Communists waving Marxist pamphlets and Twitter storms praising the Soviet Union are probably not what the thousands of Russians who rallied in 1991 against a coup by anti-democracy hardliners expected to see 25 years later.
And yet as Russia marks the symbolic anniversary of the August 1991 putsch this week, pro-Kremlin media have concentrated on nostalgia for the Soviet regime, while the authorities have barred a rally by those who manned the barricades.
On August 19, 1991, a group of security chiefs and Communist bosses who opposed Mikhail Gorbachev’s decentralising reforms declared themselves in charge, ushering in three days of turbulence.
Calling themselves the State Committee for the State of the Emergency, they said Gorbachev had stepped aside for “health reasons” and sent tanks rolling into the centre of Moscow.
But crowds flocked to the White House parliament building to defend Boris Yeltsin, the president of the Russian republic of the USSR, who was then seen as a symbol of reform and democracy.

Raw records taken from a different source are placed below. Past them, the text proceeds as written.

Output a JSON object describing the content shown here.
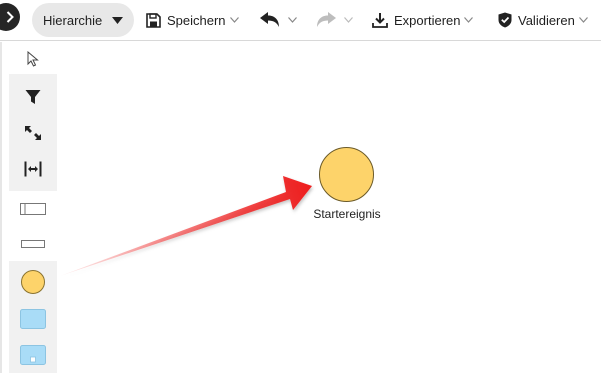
{
  "toolbar": {
    "hierarchy_label": "Hierarchie",
    "save_label": "Speichern",
    "export_label": "Exportieren",
    "validate_label": "Validieren"
  },
  "sidebar": {
    "tools": [
      "pointer-icon",
      "filter-icon",
      "resize-icon",
      "distribute-horizontal-icon",
      "lane-shape-icon",
      "thin-shape-icon",
      "event-circle-icon",
      "task-rect-icon",
      "subprocess-rect-icon"
    ]
  },
  "canvas": {
    "start_event_label": "Startereignis"
  },
  "colors": {
    "event_fill": "#fdd36a",
    "task_fill": "#a9dcf7",
    "arrow": "#ee1c1c"
  }
}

For the last 24 years the people who were on the barricades have held a day of remembrance for the abortive coup that was a starting point for the new democratic Russia.

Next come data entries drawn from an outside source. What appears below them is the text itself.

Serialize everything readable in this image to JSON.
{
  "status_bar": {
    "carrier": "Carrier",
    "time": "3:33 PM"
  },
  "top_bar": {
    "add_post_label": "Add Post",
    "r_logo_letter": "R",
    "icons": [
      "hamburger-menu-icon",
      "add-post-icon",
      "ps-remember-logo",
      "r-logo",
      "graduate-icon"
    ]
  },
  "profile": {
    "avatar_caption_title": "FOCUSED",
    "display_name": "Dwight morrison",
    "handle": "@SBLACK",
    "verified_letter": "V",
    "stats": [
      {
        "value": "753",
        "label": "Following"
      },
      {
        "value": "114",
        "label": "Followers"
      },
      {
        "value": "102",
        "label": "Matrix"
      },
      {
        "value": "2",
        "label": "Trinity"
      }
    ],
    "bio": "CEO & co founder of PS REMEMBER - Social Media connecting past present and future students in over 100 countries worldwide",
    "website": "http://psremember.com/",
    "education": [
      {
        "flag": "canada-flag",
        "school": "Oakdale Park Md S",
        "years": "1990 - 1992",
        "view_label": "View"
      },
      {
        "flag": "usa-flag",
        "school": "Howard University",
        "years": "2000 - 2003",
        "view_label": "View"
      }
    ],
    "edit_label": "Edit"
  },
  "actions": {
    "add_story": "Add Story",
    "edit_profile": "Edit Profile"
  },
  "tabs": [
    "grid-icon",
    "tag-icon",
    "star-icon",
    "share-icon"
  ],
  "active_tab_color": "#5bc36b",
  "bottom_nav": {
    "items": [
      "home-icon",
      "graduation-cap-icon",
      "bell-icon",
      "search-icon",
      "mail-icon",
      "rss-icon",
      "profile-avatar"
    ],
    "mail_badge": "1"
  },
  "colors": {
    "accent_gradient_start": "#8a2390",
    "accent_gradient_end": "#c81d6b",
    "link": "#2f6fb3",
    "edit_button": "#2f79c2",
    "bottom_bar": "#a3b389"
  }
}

This year, Moscow city hall has for the first time refused permission to hold a rally outside the White House, citing complaints about noise from local residents.
“For 25 years we have been doing exactly the same thing every year,” said Mikhail Shneider, the event’s organiser. “There’s never been a time when they completely denied us.”

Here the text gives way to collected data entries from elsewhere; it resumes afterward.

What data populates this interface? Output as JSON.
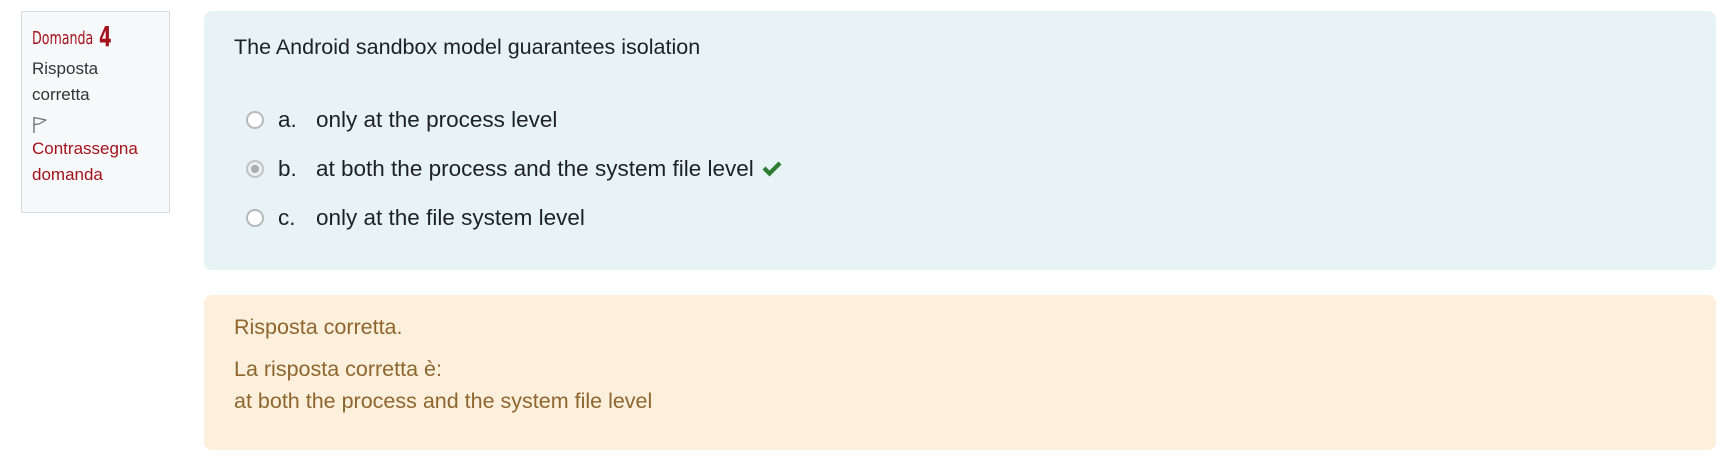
{
  "question_info": {
    "label": "Domanda",
    "number": "4",
    "state": "Risposta corretta",
    "flag_icon": "flag-icon",
    "flag_link": "Contrassegna domanda"
  },
  "question": {
    "text": "The Android sandbox model guarantees isolation",
    "answers": [
      {
        "letter": "a.",
        "text": "only at the process level",
        "selected": false,
        "correct_mark": false
      },
      {
        "letter": "b.",
        "text": "at both the process and the system file level",
        "selected": true,
        "correct_mark": true
      },
      {
        "letter": "c.",
        "text": "only at the file system level",
        "selected": false,
        "correct_mark": false
      }
    ],
    "correct_icon": "check-icon",
    "correct_color": "#2e7d32"
  },
  "feedback": {
    "status": "Risposta corretta.",
    "right_answer_label": "La risposta corretta è:",
    "right_answer": "at both the process and the system file level"
  },
  "colors": {
    "brand_red": "#a3111c",
    "formulation_bg": "#e7f3f5",
    "feedback_bg": "#fcefdc",
    "feedback_text": "#8e662e"
  }
}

During the putsch, Shneider was one of the activists calling Muscovites to the barricades around the parliament building, distributing flyers and convincing metro drivers to make an announcement to passengers.
“Our rallies were numerous at first,” Shneider said, but after Vladimir Putin came to power as prime minister in 1999, they started to decrease.
Putin famously called the breakup of the Soviet Union a great catastrophe.
This week, while barring Shneider’s rally, city authorities sanctioned a Communist demonstration and former Soviet officials were shown on state TV voicing nostalgia for the repressive regime.
Yeltsin’s former vice-president Alexander Rutskoi who supported him on the barricades though they later fell out now claimed the putschists had the right idea in 1991.
“The only mistake by the State Committee for the State of the Emergency was to send troops to Moscow,” he said at a news conference organised by state-owned domestic news agency Rossiya Segodnya on Thursday.
Meanwhile at state-owned TASS news agency, Communist party chief Gennady Zyuganov gloomily said he wished the coup had succeeded and put the country back on track toward Communism.
Even online, a Twitter hashtag #OsuzhdayuRazvalSSSR (I condemn the breakup of the USSR) was shared widely earlier this week, though it was not clear how many of those posting were paid pro-Kremlin trolls.
A survey by Levada independent pollster published this week showed that fewer Russians condemn the putschists, while the number of those supporting their actions was slightly up.
The aborted coup lasted just three days. Its end was seen as the final nail in the USSR’s coffin, followed by euphoric speeches and the dismantling of the statue of Soviet secret police founder Felix Dzerzhinsky, seen as a symbol of the KGB’s dominance over Soviet society.
But that euphoria was short-lived and today, as Russia plunges deeper into a protracted recession, “the Soviet past beckons with its certainty and predictability”, wrote Vedomosti daily columnist Andrei Sinitsyn.
Dzerzhinsky’s statue is still gone from its former spot outside the security service headquarters and now stands in a park, but in a sign of the times, this summer restorers erased the protest graffiti on its pedestal that demonstrators painted in 1991.